Wait, on the right side, you have$\Large (3^{n+1})^3$What you gave, was a simplification for $\Large (3^{n+1})^2$

17. louis413

oh yeah my bad yeah its 3

18. louis413

please i get the right side is 3^3n+3 but what i do to the rigleft side?

19. louis413

left side

20. KingGeorge

For the left side, we have $\large 3\cdot(3^2)^{2n}$Using the same principles you just used for the right side, what is $\large (3^2)^{2n}?$

21. louis413

its 3^4n

22. KingGeorge

Perfect. Now what is $\large 3\cdot3^{4n}?$

23. louis413

3^4n+1?

24. KingGeorge

Right again.
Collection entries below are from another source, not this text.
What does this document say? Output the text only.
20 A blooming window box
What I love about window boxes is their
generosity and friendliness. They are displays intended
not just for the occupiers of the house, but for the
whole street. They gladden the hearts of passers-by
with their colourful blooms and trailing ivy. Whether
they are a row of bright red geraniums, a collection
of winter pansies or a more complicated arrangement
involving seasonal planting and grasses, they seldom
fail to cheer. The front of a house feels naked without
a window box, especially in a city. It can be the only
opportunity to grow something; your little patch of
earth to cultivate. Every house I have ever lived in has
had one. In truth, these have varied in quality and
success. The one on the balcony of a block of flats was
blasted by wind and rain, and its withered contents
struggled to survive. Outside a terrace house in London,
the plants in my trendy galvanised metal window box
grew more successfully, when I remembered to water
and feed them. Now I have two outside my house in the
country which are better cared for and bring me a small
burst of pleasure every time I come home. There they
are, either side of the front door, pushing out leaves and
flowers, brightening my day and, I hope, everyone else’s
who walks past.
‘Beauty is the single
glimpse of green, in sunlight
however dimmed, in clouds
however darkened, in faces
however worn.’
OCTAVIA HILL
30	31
That means we can take log base 3 of both sides, and get $4n+1=3n+3$From here, it's just a simple solving of a linear equation.

25. Wired

FYI if you do substitute 2n = X, and n+1 = Y: $3*9^{x} = 3^{3y}$ Since $9 = 3^{2}$ $3*(3^{2})^{x} = 3^{3y}$ $3*3^{2x} = 3^{3y}$ $3^{1}*3^{2x} = 3^{3y}$ $3^{2x+1} = 3^{3y}$ Take the log base 3 of both sides to get: 2x+1 = 3y Replace x and y with their values to get: 2(2n)+1 = 3(n+1) 4n+1 = 3n+3

26. louis413

oh thank you very much hey one more

27. louis413

quick question

28. louis413

why is 3 in (3xy)^3 is 27... but 3in (3^2n)^2 is still 3 ?

29. Wired

You may want to start a new question for each question to make it easier to read for others later on.

30. Wired

Is that $(3^{2n})^{2}$ ?

31. louis413

yea

32. louis413

is it because we treat 3 as an x? so 3 doesnt change?

33. louis413

and also usually the 3 has a degree of 0 but here it is one

34. Wired

$3^{4n}$ Because you don't know what the full exponent is, it's easier to keep it as it is. You could rewrite it as $(3^{4})^{n}$ and then solve for 3^4, so you'd get: $81^{n}$

35. Wired

3 has a degree of 0, huh?

36. louis413

in the degree of a monomial the constant has a degree of 0 right?

37. KingGeorge

It's not the constant that has a degree, it's the variable that has degree 0. Because the degree is 0, the variable can be replaced with $$x^0=1$$, so you see a constant term.